HAVANA (Reuters) - Cuba has jettisoned rhetorical restraint toward the United States and is broadcasting footage of military defense exercises in the face of threats and new sanctions from the administration of President Donald Trump.
The island nation had turned the other cheek over the last two years in the face of Trump’s efforts to end a detente initiated by former President Barack Obama. Local experts said Havana was eager to salvage what it could of improved relations and not be blamed for their deterioration.
Not anymore, as the United States is increasingly blaming Cuba’s Communist government for the political crisis in its left-leaning ally Venezuela and piling new sanctions onto the decades-old trade embargo.
Every day last week, the nightly newscast of Cuban state television showed footage of Soviet-era tanks rolling out from mountain caves, soldiers manning anti-aircraft missile batteries, spandex-clad women shooting rifles and factory workers taking up positions around their plants.
Cuba has always insisted defense preparations are the best way to maintain the peace with the United States and state television described the images as training for “The War of the Whole People.”
Relations between Washington and Havana have nosedived since National Security Adviser John Bolton said in November the United States would no longer appease what he called Latin America’s `troika of tyranny` - Cuba, Venezuela and Nicaragua.
Few international observers believe the United states has any intention of attacking the Caribbean island, with which it has tense relations since Fidel Castro’s 1959 Revolution. Most view Havana’s military exercises as a way to rally nationalist sentiment.
“The message being sent is for the United States and Cuban population at home,” said Hal Klepak, a Canadian military historian who has written extensively on the Cuban armed forces.
Klepak said, however, the Cuban armed forces take a U.S. military threat against Venezuela very seriously and in worst case scenario planning can not discount a spill-over toward the island.
“Preparations of a very limited kind are being made and the population brought up to speed, both to emphasize the seriousness of the moment and to stiffen popular resolve,” he said.
An abrupt change in Cuban rhetoric came last month when President Miguel Diaz-Canel, who replaced Raul Castro a year ago, denounced a speech by Trump as “high-handed, cynical, immoral, threatening, offensive, interfering, hypocritical, warlike and dirty.”
That has set the tone for official rhetoric since then.
In his Florida speech, Trump had launched a broad attack on socialism and pledged to free the hemisphere from communism. He branded Venezuelan President Nicholas Maduro a “Cuban puppet” and “a man controlled by the Cuban military and protected by a private army of Cuban soldiers.”
Cuba has furnished tens of thousands of doctors, educators and other technical assistance including intelligence and military assistance to Venezuela’s socialist government since the time of Maduro’s predecessor, the late Hugo Chavez, who forged close ties with Fidel Castro. Venezuela in turn has provided Cuba with heavily subsidized crude oil.

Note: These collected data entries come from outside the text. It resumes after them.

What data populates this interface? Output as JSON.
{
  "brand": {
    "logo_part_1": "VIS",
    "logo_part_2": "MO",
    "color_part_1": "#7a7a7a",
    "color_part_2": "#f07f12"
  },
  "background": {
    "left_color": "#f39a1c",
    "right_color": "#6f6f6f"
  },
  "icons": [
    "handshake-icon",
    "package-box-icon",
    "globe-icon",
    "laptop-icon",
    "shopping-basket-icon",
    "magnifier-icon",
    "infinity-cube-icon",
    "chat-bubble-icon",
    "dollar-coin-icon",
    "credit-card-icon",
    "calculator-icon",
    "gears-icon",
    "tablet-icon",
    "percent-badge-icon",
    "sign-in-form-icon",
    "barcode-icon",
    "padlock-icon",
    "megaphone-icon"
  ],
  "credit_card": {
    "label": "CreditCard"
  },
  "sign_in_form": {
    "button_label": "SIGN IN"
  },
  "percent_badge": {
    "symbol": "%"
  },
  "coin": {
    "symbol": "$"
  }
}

Since Trump’s speech, senior U.S. officials have denounced Cuba’s role in Venezuela on an almost daily basis, stirring an angry response in Havana.
U.S. Secretary of State Mike Pompeo provoked a quick tweet from his Cuban peer, Bruno Rodriguez, on Monday.

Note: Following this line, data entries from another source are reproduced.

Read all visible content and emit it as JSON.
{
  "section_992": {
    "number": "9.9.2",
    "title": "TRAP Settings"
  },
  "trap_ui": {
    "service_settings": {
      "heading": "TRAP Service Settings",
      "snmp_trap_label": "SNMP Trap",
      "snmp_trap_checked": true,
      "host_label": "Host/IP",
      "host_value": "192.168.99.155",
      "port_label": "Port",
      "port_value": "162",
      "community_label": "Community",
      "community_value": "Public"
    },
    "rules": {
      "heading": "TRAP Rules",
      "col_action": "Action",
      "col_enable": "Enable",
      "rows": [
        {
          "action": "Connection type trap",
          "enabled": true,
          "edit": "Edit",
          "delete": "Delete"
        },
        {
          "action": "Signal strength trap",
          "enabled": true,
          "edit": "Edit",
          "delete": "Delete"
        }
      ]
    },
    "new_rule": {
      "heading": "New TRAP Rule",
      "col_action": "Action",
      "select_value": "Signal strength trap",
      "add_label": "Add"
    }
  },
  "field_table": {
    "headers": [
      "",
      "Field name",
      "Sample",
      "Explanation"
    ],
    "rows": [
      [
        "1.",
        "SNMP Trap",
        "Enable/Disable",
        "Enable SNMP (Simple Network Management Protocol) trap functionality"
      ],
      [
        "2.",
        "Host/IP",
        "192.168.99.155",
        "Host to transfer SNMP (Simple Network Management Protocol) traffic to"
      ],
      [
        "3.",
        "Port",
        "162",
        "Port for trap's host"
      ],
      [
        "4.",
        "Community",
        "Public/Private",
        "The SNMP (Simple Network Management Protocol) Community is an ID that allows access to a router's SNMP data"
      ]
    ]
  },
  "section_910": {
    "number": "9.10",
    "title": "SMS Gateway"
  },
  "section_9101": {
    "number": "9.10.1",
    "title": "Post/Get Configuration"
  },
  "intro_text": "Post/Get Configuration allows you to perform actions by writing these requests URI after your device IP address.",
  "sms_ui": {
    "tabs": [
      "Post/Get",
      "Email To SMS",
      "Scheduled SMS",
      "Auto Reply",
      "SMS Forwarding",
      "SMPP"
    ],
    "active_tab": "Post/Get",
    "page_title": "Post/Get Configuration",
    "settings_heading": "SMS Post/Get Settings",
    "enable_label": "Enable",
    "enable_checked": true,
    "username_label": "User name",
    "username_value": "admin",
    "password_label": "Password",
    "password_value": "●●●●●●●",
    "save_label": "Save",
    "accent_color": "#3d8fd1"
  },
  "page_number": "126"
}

“Sec. of State makes a fool of himself when saying ‘Cuba is true imperialist power in Vzla.’ His gov. plundered Vzla for 2 centuries ... fabricated ‘self-proclaimed’ president,” Rodriguez said.
The United States led the way in recognizing opposition leader Juan Guaido as the legitimate president of Venezuela in January - a move followed by dozens of other nations.

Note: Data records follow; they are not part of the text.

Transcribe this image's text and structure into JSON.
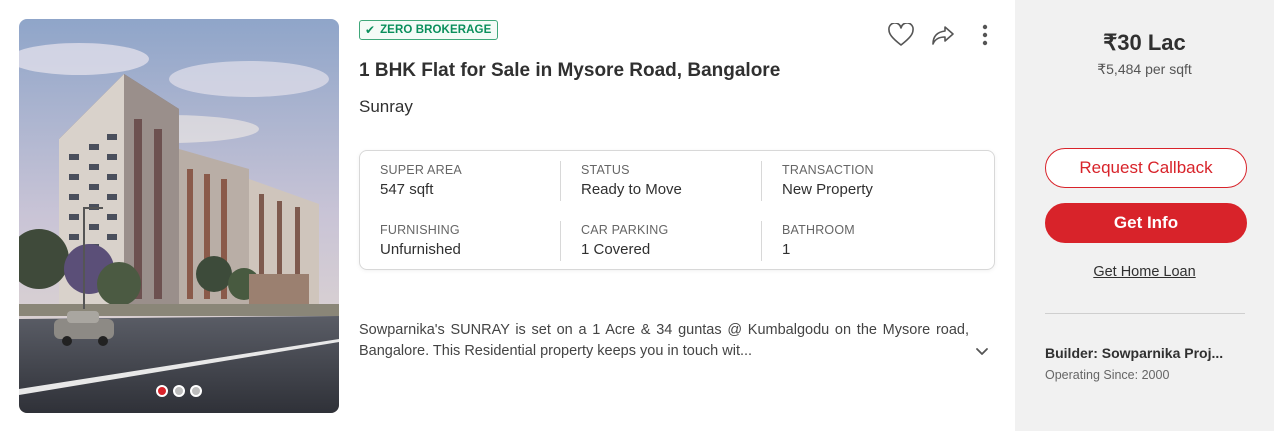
{
  "listing": {
    "badge": "ZERO BROKERAGE",
    "title": "1 BHK Flat for Sale in Mysore Road, Bangalore",
    "society": "Sunray",
    "description": "Sowparnika's SUNRAY is set on a 1 Acre & 34 guntas @ Kumbalgodu on the Mysore road, Bangalore. This Residential property keeps you in touch wit...",
    "photo": {
      "total_slides": 3,
      "active_slide": 1
    }
  },
  "summary": [
    {
      "label": "SUPER AREA",
      "value": "547 sqft"
    },
    {
      "label": "STATUS",
      "value": "Ready to Move"
    },
    {
      "label": "TRANSACTION",
      "value": "New Property"
    },
    {
      "label": "FURNISHING",
      "value": "Unfurnished"
    },
    {
      "label": "CAR PARKING",
      "value": "1 Covered"
    },
    {
      "label": "BATHROOM",
      "value": "1"
    }
  ],
  "pricing": {
    "price": "₹30 Lac",
    "per_sqft": "₹5,484 per sqft"
  },
  "actions": {
    "request_callback": "Request Callback",
    "get_info": "Get Info",
    "home_loan": "Get Home Loan"
  },
  "builder": {
    "name": "Builder: Sowparnika Proj...",
    "operating_since": "Operating Since: 2000"
  },
  "icons": [
    "check-icon",
    "heart-icon",
    "share-icon",
    "more-vertical-icon",
    "chevron-down-icon"
  ],
  "colors": {
    "brand_red": "#d8232a",
    "badge_green": "#0a8f5c",
    "side_bg": "#f1f1f1"
  }
}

The U.S. administration’s decision this month to partially implement Title III of the Helms-Burton Act, a 1996 law, has added fuel to the fire.
Title I and II codify all previous sanctions into law and set conditions that must be met for Congress to lift them.
But previous presidents, both Republican and Democrat, suspended Title III, which allows U.S. citizens, including Cuban-Americans, to sue anyone profiting from their nationalized or confiscated properties. The presidents stopped short because of opposition from foreign governments and fear thousands of lawsuits would clog U.S. courts.
The Trump administration will consider further implementation in April.
Now, not a day goes by without the official Cuban media denouncing the Trump administration and the Helms-Burton Act, which it charges was written by exiles out to reclaim their land and people’s homes and schools to boot.
The return to Cold War rhetoric and new sanctions has disappointed many Cubans for whom the detente had raised hopes the United States might soon lift its crippling embargo on the beleaguered economy and the two countries might normalize relations.
“When Obama was in the presidency, we dreamed of an opening that would make things work better, in a healthier, more pleasant way between the two countries,” said retiree Julia Porrata, who sells used books in the colonial sector of Havana.
“That hope we had is gone,” she said.